Merci de votre avis en retour si vous "craquez" !


----------



## Membre supprimé 1129907 (22 Novembre 2020)

ioda a dit:


> Sans hésitations SONY , voir lien ci joint , Le TOP du TOP ! !
> 
> 
> 
> ...


Il s'agit d'intra comme les AirPods Pro, il risque d'avoir la même réaction (allergique ou autre) en les portant.


----------



## Noukon (22 Novembre 2020)

Merci pour les conseils 
Je vais regarder ces produits que vous me conseillez. 
Mais effectivement pour les écouteurs intra, c'est très gentil et ils ont l'air vraiment top, mais je crains que ça n'arrange pas mes problèmes auditifs in fine.

Je viens de voir une offre à 260€ pour les Sony 1000XM4. Les avis sur lesnumériques semblent unanimes ; ils ont l'air fan.
Qu'en pensez-vous?


----------



## lostOzone (22 Novembre 2020)

Y a les Sony WH-1000XM4 ou WH-1000XM3
En plus avec ces circum auriculaire la qualité du son est bien meilleure. Les AirPods Pro c’est super pour le sport (peut être pour les transports en commun mais je n’en prends pas) mais sinon c’est assez nul en écoute prolongée.


----------



## radioman (22 Novembre 2020)

la courbe de réponse est un peu torturée (+ou- 13 dB d'échelle)







par rapport à celle du Bose : (+ ou - 8 dB d'échelle)






plus plate et moins Boum Boum dans les graves (+12 dB en dessous de 100 Hz pour le Sony, ça doit taper fort dans les tympans sur de la grosse caisse …)
de plus la bosse à + 10 dB à 8kHz …  :-(          (seulement à +4 sur le Bose …)
mais c'est mon côté technicien son qui parle …
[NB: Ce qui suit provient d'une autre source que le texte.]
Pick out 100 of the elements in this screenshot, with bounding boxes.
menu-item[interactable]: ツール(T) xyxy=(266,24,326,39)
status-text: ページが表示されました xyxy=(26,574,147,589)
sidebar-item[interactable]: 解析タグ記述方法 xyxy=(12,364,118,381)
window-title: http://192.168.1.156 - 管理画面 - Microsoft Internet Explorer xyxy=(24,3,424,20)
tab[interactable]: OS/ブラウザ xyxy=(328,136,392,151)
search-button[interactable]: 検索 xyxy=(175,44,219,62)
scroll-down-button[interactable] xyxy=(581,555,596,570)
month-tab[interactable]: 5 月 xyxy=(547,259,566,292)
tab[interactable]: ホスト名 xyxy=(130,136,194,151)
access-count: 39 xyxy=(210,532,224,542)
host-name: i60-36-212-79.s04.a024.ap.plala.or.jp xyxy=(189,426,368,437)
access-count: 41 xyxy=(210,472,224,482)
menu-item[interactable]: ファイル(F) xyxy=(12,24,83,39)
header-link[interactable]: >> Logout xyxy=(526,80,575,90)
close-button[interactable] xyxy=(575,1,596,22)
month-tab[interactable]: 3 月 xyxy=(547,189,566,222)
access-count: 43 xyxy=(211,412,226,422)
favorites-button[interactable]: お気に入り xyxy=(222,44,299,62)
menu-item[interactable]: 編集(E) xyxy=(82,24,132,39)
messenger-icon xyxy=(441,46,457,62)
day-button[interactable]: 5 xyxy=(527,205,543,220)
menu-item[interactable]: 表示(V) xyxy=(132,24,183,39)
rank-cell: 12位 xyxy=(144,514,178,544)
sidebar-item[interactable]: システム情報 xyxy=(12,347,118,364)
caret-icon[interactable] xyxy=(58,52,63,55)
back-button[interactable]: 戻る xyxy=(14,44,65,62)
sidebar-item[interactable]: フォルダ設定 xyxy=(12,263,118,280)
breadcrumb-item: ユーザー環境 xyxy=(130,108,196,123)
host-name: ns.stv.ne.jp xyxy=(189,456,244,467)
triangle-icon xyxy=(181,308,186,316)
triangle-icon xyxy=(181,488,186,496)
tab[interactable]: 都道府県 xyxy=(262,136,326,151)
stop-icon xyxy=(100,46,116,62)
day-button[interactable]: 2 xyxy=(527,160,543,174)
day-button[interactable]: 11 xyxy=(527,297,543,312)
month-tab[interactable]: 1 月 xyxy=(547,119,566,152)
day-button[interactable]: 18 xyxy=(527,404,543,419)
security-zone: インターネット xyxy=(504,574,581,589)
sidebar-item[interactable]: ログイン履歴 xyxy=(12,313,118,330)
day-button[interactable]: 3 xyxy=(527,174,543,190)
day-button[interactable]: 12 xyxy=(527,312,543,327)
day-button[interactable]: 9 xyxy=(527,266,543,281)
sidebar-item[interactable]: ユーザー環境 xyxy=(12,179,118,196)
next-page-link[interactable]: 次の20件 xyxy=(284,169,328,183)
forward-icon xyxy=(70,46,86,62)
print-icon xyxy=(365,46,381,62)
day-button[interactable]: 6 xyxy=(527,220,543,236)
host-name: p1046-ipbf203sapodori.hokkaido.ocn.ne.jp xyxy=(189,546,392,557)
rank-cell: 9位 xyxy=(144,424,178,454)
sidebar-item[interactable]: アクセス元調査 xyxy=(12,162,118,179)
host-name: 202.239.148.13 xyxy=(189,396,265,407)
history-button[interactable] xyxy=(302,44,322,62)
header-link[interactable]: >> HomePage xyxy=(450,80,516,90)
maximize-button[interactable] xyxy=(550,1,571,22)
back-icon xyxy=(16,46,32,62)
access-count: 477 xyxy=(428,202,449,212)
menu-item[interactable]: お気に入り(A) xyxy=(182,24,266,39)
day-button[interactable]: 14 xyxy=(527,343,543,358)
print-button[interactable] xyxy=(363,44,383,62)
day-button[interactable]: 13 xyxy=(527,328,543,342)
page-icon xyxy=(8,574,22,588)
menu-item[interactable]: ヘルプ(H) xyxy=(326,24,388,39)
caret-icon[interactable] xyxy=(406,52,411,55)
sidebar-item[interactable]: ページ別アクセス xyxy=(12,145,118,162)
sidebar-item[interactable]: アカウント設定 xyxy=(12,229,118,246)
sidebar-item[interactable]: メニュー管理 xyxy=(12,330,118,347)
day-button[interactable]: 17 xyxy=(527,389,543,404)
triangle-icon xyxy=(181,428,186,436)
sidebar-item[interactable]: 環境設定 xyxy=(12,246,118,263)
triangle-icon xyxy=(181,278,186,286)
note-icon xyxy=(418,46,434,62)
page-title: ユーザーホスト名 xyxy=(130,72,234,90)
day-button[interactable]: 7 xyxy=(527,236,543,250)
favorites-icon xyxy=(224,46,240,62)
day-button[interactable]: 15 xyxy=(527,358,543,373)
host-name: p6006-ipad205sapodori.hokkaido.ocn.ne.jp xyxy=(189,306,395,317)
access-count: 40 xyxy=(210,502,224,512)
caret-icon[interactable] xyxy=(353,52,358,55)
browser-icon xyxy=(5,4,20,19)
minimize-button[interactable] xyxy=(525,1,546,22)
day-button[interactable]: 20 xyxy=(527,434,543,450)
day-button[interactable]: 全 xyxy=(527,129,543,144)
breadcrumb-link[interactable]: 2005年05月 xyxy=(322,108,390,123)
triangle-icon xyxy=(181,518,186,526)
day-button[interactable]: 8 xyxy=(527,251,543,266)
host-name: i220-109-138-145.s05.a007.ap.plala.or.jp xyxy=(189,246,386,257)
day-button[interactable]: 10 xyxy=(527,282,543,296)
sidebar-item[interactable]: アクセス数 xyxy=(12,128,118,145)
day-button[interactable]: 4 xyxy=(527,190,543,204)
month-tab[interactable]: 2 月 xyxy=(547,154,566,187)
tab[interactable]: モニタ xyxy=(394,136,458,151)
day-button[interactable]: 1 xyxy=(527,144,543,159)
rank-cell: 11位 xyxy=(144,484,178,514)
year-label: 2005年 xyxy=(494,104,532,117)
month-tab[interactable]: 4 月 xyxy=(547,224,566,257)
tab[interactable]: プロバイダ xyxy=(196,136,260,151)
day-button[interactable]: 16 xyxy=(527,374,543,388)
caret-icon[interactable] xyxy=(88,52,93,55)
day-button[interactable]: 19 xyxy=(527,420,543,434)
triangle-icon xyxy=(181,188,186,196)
après, côté fonctionalités, après avoir regardé le test Les Numériques, le Bose est une brêle à côté du Sony …

EDIT: après, pour écouter de la musique sur son Mac il y a l'excellent Sonarworks pour aplatir tout ça et rendre quasi linéaire la courbe de réponse d'un bon paquet d'enceintes et de casques …
Edit 2: le WH-1000XM4 est pas encore dans la liste Sonarworks mais le WH-1000XM3 oui …


----------



## Noukon (22 Novembre 2020)

Ah super l'avis du tech ! Je t'avoue ne pas être un très grand connaisseur mais tout avis est preneur. Si je comprends bien, je risque de me faire plus de mal avec les Sony dû aux db qu'ils envoient sur les graves?
J'écoute majoritairement de la musique/des vidéos via l'iPhone + réunions + podcats. Un peu de jeux vidéo aussi (d'où la connexion multipoint).


----------



## radioman (23 Novembre 2020)

non, y'a pas vraiment de risque, tout est une histoire de goût: le Sony est un peu plus Poum Tsiiiii  que le Bose qui a déjà une petite bosse dans le grave.
d'un autre côté l'effet loudness (bosse graves et aigues) permet de rééquilibrer la courbe _à faible niveau sonore_ …
si tu a encore de bonnes oreilles et que tu écoutes à faible niveau * y'a pas de soucis …
le mieux à faire c'est d'aller en boutique les comparer "à l'écoute", les goûts et les couleurs …
* contrairement à moi qui est devenu dur de la feuille après 37 ans de radio, et qui,-en plus-aime bien écouter "à burne" …





						Bellallure - Les Œufs du Bazooka | Un petit avant goût du prochain Extra Live, émission diffusée dans son intégralité samedi 15 novembre à 17h sur France Bleu Limousin et en vidéo sur... | By 7ALimoges | Facebook
					

1,1 K views, 8 likes, 0 loves, 2 comments, 22 shares, Facebook Watch Videos from 7ALimoges: Un petit avant goût du prochain Extra Live, émission diffusée dans son intégralité samedi 15 novembre à 17h...




					fb.watch


----------



## Noukon (23 Novembre 2020)

Bonjour,

Merci pour tous vos avis, je vais y réfléchir sérieusement, même si l'offre sur le XM4 de Sony a l'air sensationnelle (en fait je pense sincèrement avoir pris ma décision, y'a plus qu'à!).

Je vous tiens informés dès qu'un appareil est entre mes mains pour l'avis final.

Excellente journée à vous


----------



## Noukon (28 Novembre 2020)

Bonjour à tous,

Comme promis, je vous fais un retour sur mon début d'expérience avec le casque Sony XM4 reçu hier. 

Je ne suis pour le moment absolument pas déçu ; ça change littéralement des AirPods Pro. La réduction de bruit est juste violente ! Le son semble bien mieux, bien que je ne sois ni spécialiste ni mélomane. 
La spatialisation du son est vraiment déroutante aussi... Les réglages amenés par l'application Sony sont vraiment bien fichus.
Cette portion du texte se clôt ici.